CIA’s principal contact with the South Vietnamese generals who overthrew and assassinated President Ngo Dinh Diem in 1963 is the subject of an in-depth profile now available in Studies in Intelligence, the professional journal published by the Central Intelligence Agency’s Center for the Study of Intelligence. Written by William J. Rust, “No Boy Scout: CIA Operations Officer Lucien Conein” tells the story of a polarizing French-American paramilitary specialist who served in the Office of Strategic Services (OSS) during World War II and in its postwar successor agencies.
A decades-spanning narrative, “No Boy Scout” documents the admiration of several CIA station chiefs for Conein’s professionalism, dedication, and loyalty. Yet his heavy drinking, five marriages, and emotional volatility concerned Agency security officers and other US officials. During the tense weeks before the overthrow of Diem, Secretary of Defense Robert S. McNamara was appalled that an “unstable Frenchman” was the CIA liaison with the plotting generals.
Included in “No Boy Scout” are new details about Conein’s OSS service in France and Indochina; his six-year postwar assignment in Germany with the Strategic Services Unit, Central Intelligence Group, and CIA; his sabotage and espionage operations for Colonel Edward G. Lansdale’s Saigon Military Mission in the 1950s; and his involvement with the fabrications of the Nixon White House blaming President Kennedy for the assassination of Diem.

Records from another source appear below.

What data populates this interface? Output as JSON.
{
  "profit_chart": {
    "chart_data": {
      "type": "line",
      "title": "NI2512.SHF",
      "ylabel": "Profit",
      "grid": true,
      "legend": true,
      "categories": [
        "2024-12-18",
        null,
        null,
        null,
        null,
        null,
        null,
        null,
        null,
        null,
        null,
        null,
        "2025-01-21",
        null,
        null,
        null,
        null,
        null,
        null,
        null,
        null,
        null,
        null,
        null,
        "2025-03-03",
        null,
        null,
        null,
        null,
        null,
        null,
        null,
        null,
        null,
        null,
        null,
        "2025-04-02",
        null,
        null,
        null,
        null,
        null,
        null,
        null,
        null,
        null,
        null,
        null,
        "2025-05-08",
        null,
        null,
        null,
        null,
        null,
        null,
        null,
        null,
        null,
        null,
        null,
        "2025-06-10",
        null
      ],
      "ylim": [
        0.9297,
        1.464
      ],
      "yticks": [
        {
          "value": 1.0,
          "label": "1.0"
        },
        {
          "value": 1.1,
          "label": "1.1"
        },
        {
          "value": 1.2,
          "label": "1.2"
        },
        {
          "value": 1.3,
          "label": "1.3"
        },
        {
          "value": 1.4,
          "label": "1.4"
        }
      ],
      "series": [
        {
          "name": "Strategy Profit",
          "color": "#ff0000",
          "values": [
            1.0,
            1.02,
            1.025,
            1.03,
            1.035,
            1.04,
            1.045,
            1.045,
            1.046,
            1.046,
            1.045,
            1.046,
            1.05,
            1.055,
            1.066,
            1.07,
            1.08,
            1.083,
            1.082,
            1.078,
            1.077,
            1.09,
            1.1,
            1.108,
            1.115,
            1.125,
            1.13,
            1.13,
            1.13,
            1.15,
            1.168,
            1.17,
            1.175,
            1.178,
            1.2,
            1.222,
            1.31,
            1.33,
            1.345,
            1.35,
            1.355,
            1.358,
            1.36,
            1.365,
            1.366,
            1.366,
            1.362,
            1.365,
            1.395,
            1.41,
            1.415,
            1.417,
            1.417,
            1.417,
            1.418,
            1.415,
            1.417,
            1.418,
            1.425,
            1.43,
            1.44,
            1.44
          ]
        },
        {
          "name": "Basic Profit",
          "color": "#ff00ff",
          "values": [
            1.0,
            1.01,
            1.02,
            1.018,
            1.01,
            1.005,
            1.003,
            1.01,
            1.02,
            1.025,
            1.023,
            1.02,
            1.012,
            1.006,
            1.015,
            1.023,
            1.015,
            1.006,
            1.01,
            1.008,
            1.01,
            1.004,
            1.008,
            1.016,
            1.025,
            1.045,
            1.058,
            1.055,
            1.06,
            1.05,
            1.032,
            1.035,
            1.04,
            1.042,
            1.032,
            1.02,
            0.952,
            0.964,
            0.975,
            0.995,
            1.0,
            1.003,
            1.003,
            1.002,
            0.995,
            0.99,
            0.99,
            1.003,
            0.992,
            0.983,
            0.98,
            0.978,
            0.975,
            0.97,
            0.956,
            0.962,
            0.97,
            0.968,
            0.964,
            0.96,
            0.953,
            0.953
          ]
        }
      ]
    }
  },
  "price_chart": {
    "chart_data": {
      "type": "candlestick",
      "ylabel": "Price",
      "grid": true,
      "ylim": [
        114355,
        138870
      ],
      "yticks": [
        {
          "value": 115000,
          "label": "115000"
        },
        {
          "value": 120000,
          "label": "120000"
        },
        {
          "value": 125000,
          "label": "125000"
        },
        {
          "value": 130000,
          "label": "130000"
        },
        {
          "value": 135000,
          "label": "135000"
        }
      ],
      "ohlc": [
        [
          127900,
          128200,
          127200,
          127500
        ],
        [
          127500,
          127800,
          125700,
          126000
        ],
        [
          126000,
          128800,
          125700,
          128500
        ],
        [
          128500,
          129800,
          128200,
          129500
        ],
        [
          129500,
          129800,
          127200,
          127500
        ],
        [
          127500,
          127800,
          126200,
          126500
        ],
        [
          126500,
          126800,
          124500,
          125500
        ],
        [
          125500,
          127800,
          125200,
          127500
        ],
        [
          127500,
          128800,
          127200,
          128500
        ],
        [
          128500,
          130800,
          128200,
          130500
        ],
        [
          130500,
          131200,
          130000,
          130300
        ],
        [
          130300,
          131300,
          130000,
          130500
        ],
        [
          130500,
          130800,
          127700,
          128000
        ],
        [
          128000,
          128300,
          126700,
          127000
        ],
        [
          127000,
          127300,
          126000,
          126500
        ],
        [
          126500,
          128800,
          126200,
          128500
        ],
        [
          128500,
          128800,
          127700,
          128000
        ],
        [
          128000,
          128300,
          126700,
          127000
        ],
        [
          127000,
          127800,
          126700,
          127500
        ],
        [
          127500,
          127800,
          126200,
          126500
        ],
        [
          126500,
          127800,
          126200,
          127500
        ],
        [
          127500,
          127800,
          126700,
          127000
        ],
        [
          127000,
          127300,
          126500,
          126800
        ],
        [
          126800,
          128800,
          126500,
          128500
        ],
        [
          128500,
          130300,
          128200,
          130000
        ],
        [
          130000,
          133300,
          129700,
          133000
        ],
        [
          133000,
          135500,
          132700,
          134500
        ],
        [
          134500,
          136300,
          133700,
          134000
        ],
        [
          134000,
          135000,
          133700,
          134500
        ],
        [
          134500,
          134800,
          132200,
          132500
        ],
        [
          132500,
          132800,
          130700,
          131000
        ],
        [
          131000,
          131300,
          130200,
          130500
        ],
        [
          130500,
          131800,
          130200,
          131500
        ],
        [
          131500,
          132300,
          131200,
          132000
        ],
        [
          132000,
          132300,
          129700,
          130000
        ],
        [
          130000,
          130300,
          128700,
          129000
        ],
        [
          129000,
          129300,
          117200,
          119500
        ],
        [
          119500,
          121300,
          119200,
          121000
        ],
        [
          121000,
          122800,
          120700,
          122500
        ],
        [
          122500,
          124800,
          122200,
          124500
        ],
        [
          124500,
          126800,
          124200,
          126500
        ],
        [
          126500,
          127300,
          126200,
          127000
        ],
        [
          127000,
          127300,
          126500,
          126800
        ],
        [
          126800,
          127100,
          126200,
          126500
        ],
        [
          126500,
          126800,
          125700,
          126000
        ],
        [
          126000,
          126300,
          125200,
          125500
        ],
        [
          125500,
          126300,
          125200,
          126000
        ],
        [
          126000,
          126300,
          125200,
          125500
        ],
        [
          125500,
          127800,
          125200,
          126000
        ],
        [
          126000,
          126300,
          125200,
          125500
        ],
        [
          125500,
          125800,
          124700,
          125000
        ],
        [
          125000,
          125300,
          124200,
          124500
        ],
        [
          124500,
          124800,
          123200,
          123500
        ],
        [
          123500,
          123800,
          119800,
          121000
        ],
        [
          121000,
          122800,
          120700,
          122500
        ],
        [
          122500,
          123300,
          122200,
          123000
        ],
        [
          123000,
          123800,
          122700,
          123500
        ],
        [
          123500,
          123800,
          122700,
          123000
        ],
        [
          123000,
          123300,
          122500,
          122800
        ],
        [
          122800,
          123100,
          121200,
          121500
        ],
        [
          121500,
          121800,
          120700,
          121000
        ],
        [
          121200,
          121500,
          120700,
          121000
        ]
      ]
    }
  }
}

A celebrity spy after the 1971 leak of the top-secret Defense Department history of the Vietnam War, more commonly known as the Pentagon Papers, Conein was a self-admitted fabulist with journalists and historians. Sorting fact from fancy in his professional and personal life has become less difficult with the recent release of declassified records, including efficiency reports, personal history statements, and background investigations in his CIA personnel file.